Il y a aussi ces «touches personnelles» apportées par les ministres qui font tiquer le sénateur Durain. Comme la volonté, réaffirmée par Didier Migaud, d’assouplir l’excuse de minorité pour les plus de 16 ans ou la possibilité de les envoyer en comparution immédiate. Ou l’idée, avancée par Bruno Retailleau, de «couper les aides sociales» en cas de condamnation pour trafic de stup. «Il y a une dimension répressive à laquelle on adhère, mais on ne peut pas taper sur tout le monde, note le socialiste.
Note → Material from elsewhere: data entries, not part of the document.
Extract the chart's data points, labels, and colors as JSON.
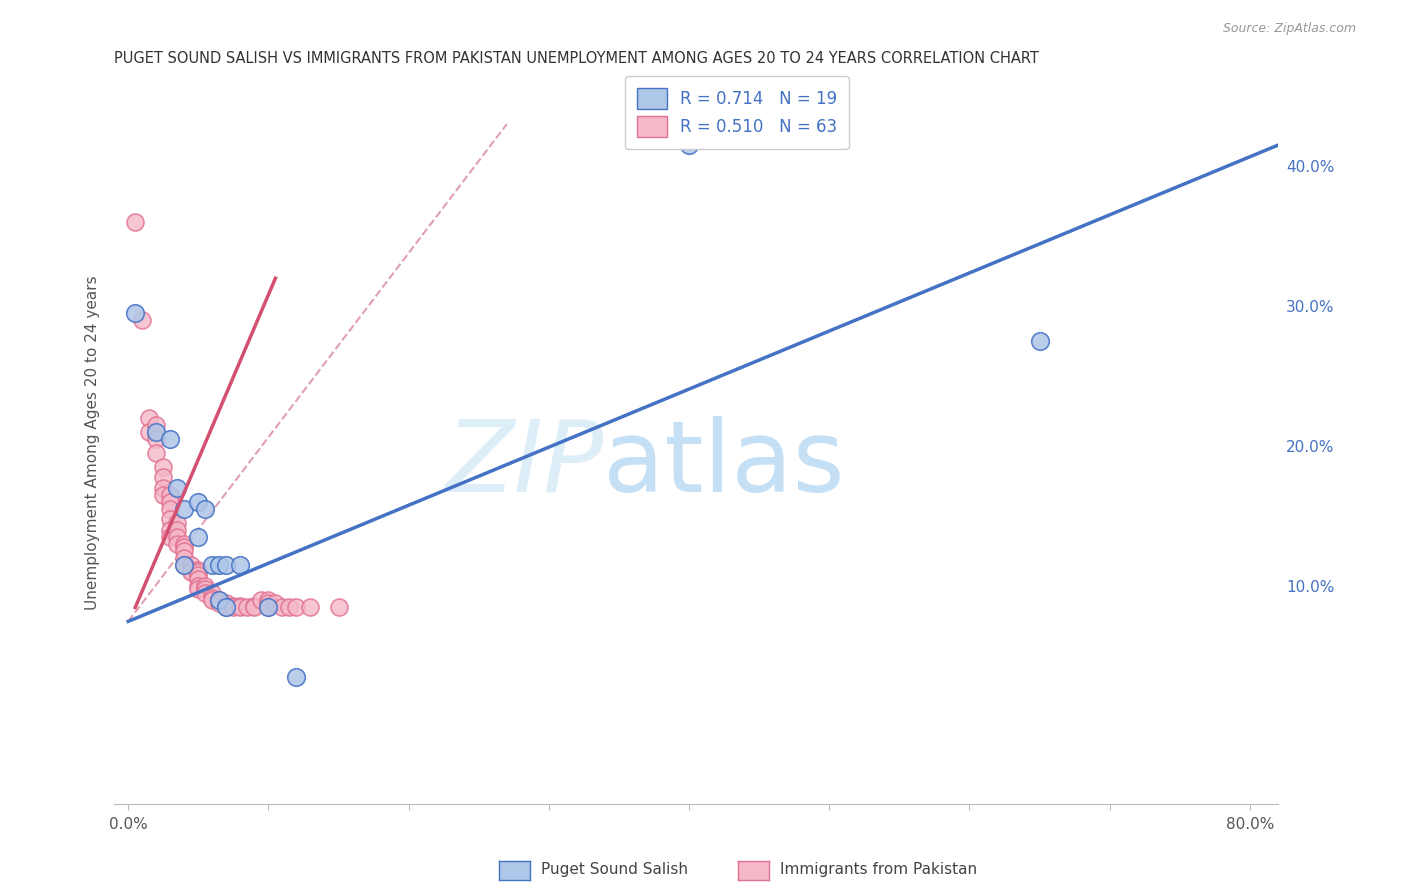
{
  "title": "PUGET SOUND SALISH VS IMMIGRANTS FROM PAKISTAN UNEMPLOYMENT AMONG AGES 20 TO 24 YEARS CORRELATION CHART",
  "source": "Source: ZipAtlas.com",
  "ylabel": "Unemployment Among Ages 20 to 24 years",
  "legend_label_blue": "Puget Sound Salish",
  "legend_label_pink": "Immigrants from Pakistan",
  "R_blue": "0.714",
  "N_blue": "19",
  "R_pink": "0.510",
  "N_pink": "63",
  "color_blue_fill": "#aec6e8",
  "color_blue_edge": "#4472c4",
  "color_pink_fill": "#f4b8c8",
  "color_pink_edge": "#e07090",
  "color_blue_line": "#4472c4",
  "color_pink_line": "#d45070",
  "color_pink_dashed": "#e0a0b0",
  "xlim": [
    -0.01,
    0.82
  ],
  "ylim": [
    -0.055,
    0.46
  ],
  "blue_scatter": [
    [
      0.005,
      0.295
    ],
    [
      0.02,
      0.21
    ],
    [
      0.03,
      0.205
    ],
    [
      0.035,
      0.17
    ],
    [
      0.04,
      0.155
    ],
    [
      0.04,
      0.115
    ],
    [
      0.05,
      0.16
    ],
    [
      0.05,
      0.135
    ],
    [
      0.055,
      0.155
    ],
    [
      0.06,
      0.115
    ],
    [
      0.065,
      0.115
    ],
    [
      0.07,
      0.115
    ],
    [
      0.065,
      0.09
    ],
    [
      0.07,
      0.085
    ],
    [
      0.08,
      0.115
    ],
    [
      0.1,
      0.085
    ],
    [
      0.12,
      0.035
    ],
    [
      0.4,
      0.415
    ],
    [
      0.65,
      0.275
    ]
  ],
  "pink_scatter": [
    [
      0.005,
      0.36
    ],
    [
      0.01,
      0.29
    ],
    [
      0.015,
      0.22
    ],
    [
      0.015,
      0.21
    ],
    [
      0.02,
      0.215
    ],
    [
      0.02,
      0.205
    ],
    [
      0.02,
      0.195
    ],
    [
      0.025,
      0.185
    ],
    [
      0.025,
      0.178
    ],
    [
      0.025,
      0.17
    ],
    [
      0.025,
      0.165
    ],
    [
      0.03,
      0.165
    ],
    [
      0.03,
      0.16
    ],
    [
      0.03,
      0.155
    ],
    [
      0.03,
      0.148
    ],
    [
      0.03,
      0.14
    ],
    [
      0.03,
      0.135
    ],
    [
      0.035,
      0.145
    ],
    [
      0.035,
      0.14
    ],
    [
      0.035,
      0.135
    ],
    [
      0.035,
      0.13
    ],
    [
      0.04,
      0.13
    ],
    [
      0.04,
      0.128
    ],
    [
      0.04,
      0.125
    ],
    [
      0.04,
      0.12
    ],
    [
      0.04,
      0.115
    ],
    [
      0.045,
      0.115
    ],
    [
      0.045,
      0.112
    ],
    [
      0.045,
      0.11
    ],
    [
      0.05,
      0.112
    ],
    [
      0.05,
      0.11
    ],
    [
      0.05,
      0.108
    ],
    [
      0.05,
      0.105
    ],
    [
      0.05,
      0.1
    ],
    [
      0.05,
      0.098
    ],
    [
      0.055,
      0.1
    ],
    [
      0.055,
      0.098
    ],
    [
      0.055,
      0.095
    ],
    [
      0.06,
      0.095
    ],
    [
      0.06,
      0.092
    ],
    [
      0.06,
      0.09
    ],
    [
      0.065,
      0.09
    ],
    [
      0.065,
      0.088
    ],
    [
      0.07,
      0.088
    ],
    [
      0.07,
      0.086
    ],
    [
      0.07,
      0.085
    ],
    [
      0.075,
      0.086
    ],
    [
      0.075,
      0.085
    ],
    [
      0.08,
      0.086
    ],
    [
      0.08,
      0.085
    ],
    [
      0.085,
      0.085
    ],
    [
      0.09,
      0.086
    ],
    [
      0.09,
      0.085
    ],
    [
      0.095,
      0.09
    ],
    [
      0.1,
      0.09
    ],
    [
      0.1,
      0.088
    ],
    [
      0.1,
      0.085
    ],
    [
      0.105,
      0.088
    ],
    [
      0.11,
      0.085
    ],
    [
      0.115,
      0.085
    ],
    [
      0.12,
      0.085
    ],
    [
      0.13,
      0.085
    ],
    [
      0.15,
      0.085
    ]
  ],
  "blue_line": {
    "x0": 0.0,
    "x1": 0.82,
    "y0": 0.075,
    "y1": 0.415
  },
  "pink_line_solid": {
    "x0": 0.005,
    "x1": 0.105,
    "y0": 0.085,
    "y1": 0.32
  },
  "pink_line_dashed": {
    "x0": 0.0,
    "x1": 0.27,
    "y0": 0.075,
    "y1": 0.43
  }
}
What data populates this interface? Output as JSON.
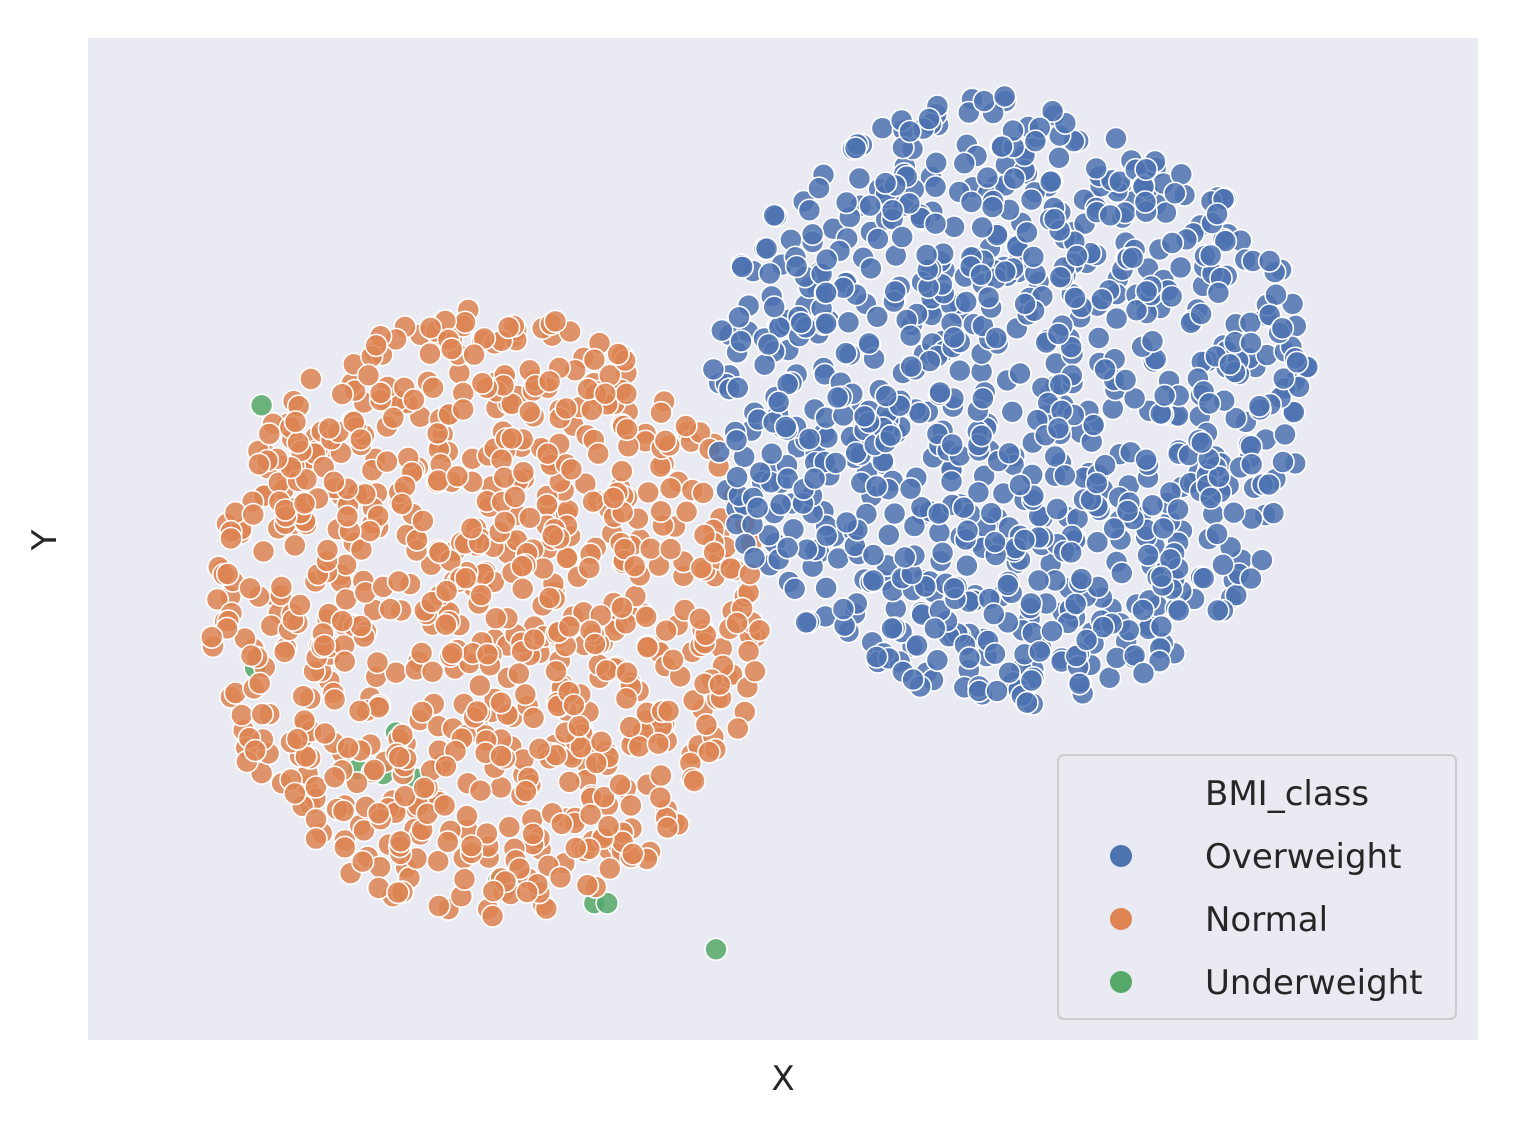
{
  "chart_data": {
    "type": "scatter",
    "title": "",
    "xlabel": "X",
    "ylabel": "Y",
    "xlim": [
      -100,
      100
    ],
    "ylim": [
      -100,
      100
    ],
    "grid": false,
    "ticks_visible": false,
    "background_color": "#eaeaf2",
    "legend": {
      "title": "BMI_class",
      "placement": "bottom-right",
      "entries": [
        "Overweight",
        "Normal",
        "Underweight"
      ]
    },
    "series": [
      {
        "name": "Overweight",
        "color": "#4c72b0",
        "generator": "cluster",
        "count": 950,
        "center": [
          36,
          30
        ],
        "spread": [
          47,
          66
        ],
        "seed": 7
      },
      {
        "name": "Normal",
        "color": "#dd8452",
        "generator": "cluster",
        "count": 880,
        "center": [
          -46,
          -16
        ],
        "spread": [
          43,
          66
        ],
        "seed": 21
      },
      {
        "name": "Underweight",
        "color": "#55a868",
        "points": [
          [
            -81,
            29
          ],
          [
            -82,
            -28
          ],
          [
            -60,
            -42
          ],
          [
            -66,
            -50
          ],
          [
            -62,
            -51
          ],
          [
            -55,
            -57
          ],
          [
            -44,
            -74
          ],
          [
            -42,
            -75
          ],
          [
            -29,
            -79
          ],
          [
            -27,
            -79
          ],
          [
            -10,
            -89
          ],
          [
            -75,
            -44
          ],
          [
            -57,
            -52
          ]
        ]
      }
    ]
  }
}
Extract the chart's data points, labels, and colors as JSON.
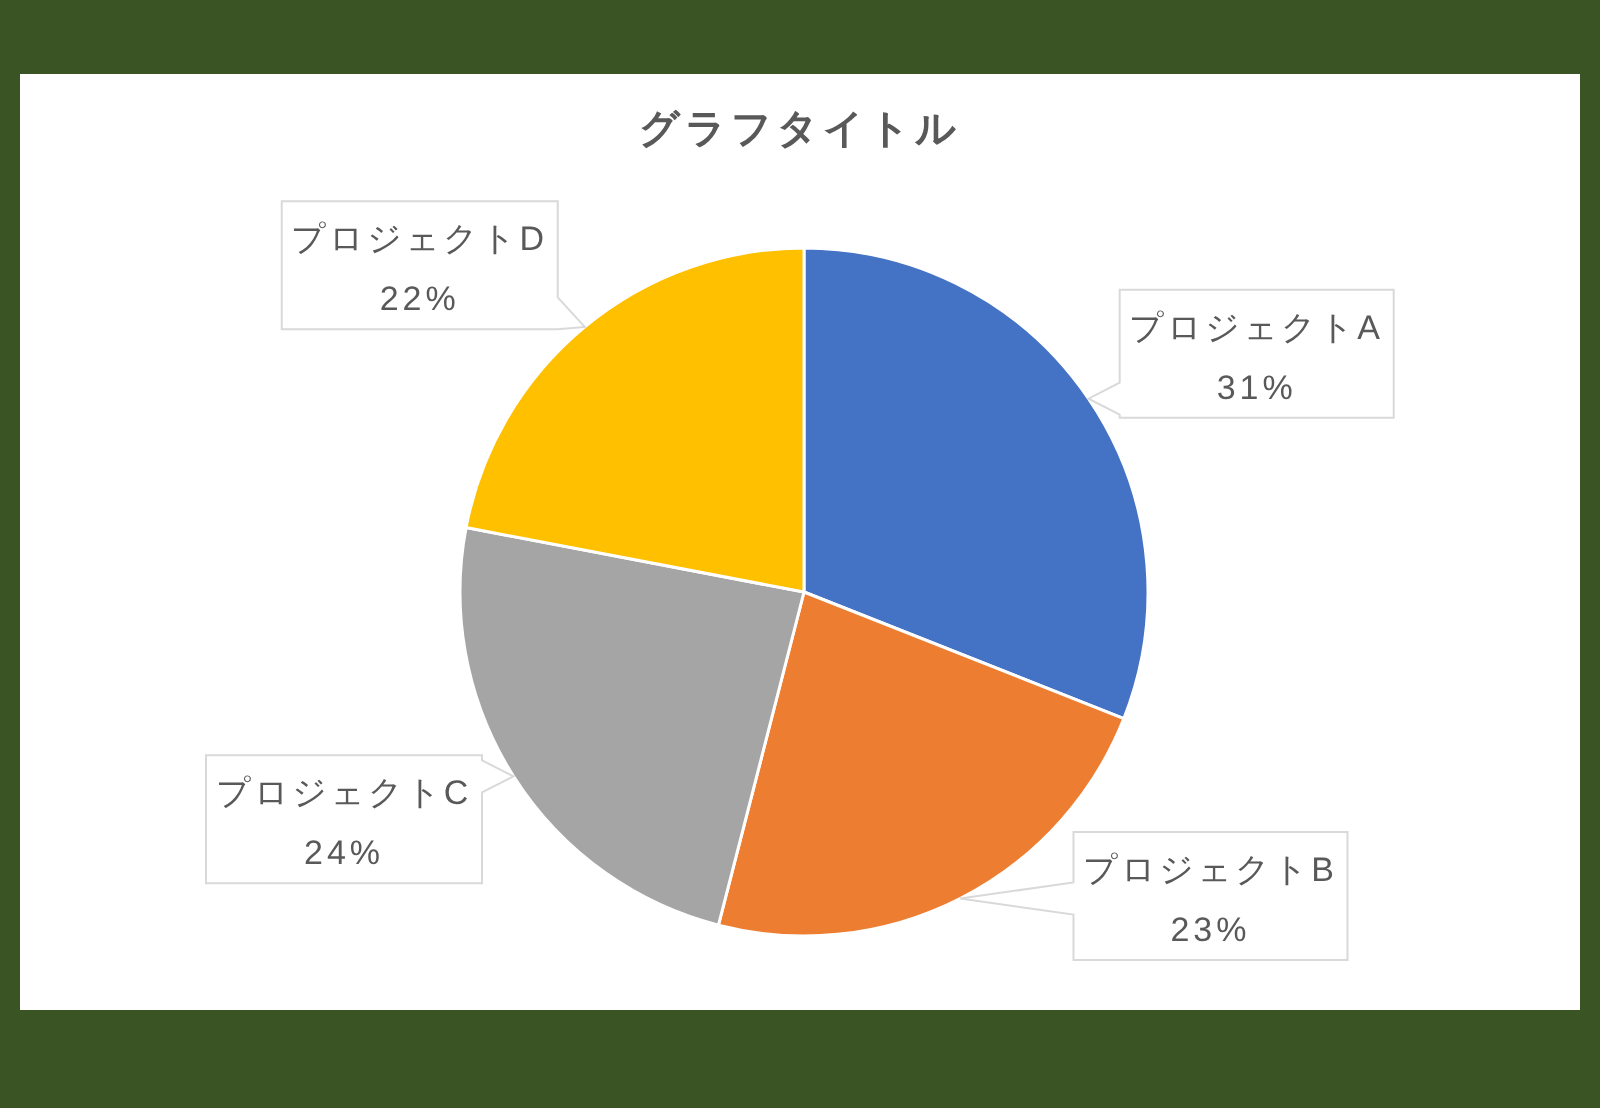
{
  "chart_data": {
    "type": "pie",
    "title": "グラフタイトル",
    "categories": [
      "プロジェクトA",
      "プロジェクトB",
      "プロジェクトC",
      "プロジェクトD"
    ],
    "values": [
      31,
      23,
      24,
      22
    ],
    "colors": [
      "#4472c4",
      "#ed7d31",
      "#a5a5a5",
      "#ffc000"
    ],
    "value_labels": [
      "31%",
      "23%",
      "24%",
      "22%"
    ]
  }
}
Il faudra aller plus loin sur certains sujets comme les questions sanitaires ou de prévention, s’interroger sur les racines sociales de la consommation. Ce qui n’était pas du ressort de notre commission d’enquête…»
«Combat national»
L’absence de «dimension sociale» des mesures proposées inquiète aussi Karima Meziene, porte-parole du Collectif des familles de victimes du narcotrafic. Avec d’autres membres de l’association, elle a été longuement reçue par les ministres dans la matinée, qu’elle a trouvés «très attentifs, à l’écoute». Mais des ministres «à l’écoute», l’association en a vu d’autres défiler à Marseille, porteurs de solutions XXL. Le prédécesseur de Bruno Retailleau à Beauvau, Gérald Darmanin, avait déjà fait de la lutte contre les trafics la mère de toutes les batailles, et promis des moyens «sans précédents». «Il ne s’agit pas d’un énième plan», corrige Bruno Retailleau, qui espère que le texte de loi, «porté par la droite et la gauche» et qui sera présenté le 27 janvier, trouvera «une très large majorité» : «C’est tout l’appareil de l’Etat qui va faire de ce sujet une grande cause nationale. C’est un combat national qui prendra des années, dix, quinze ans.»
Mis à jour à 19h16 avec l’article de notre correspondante à Marseille.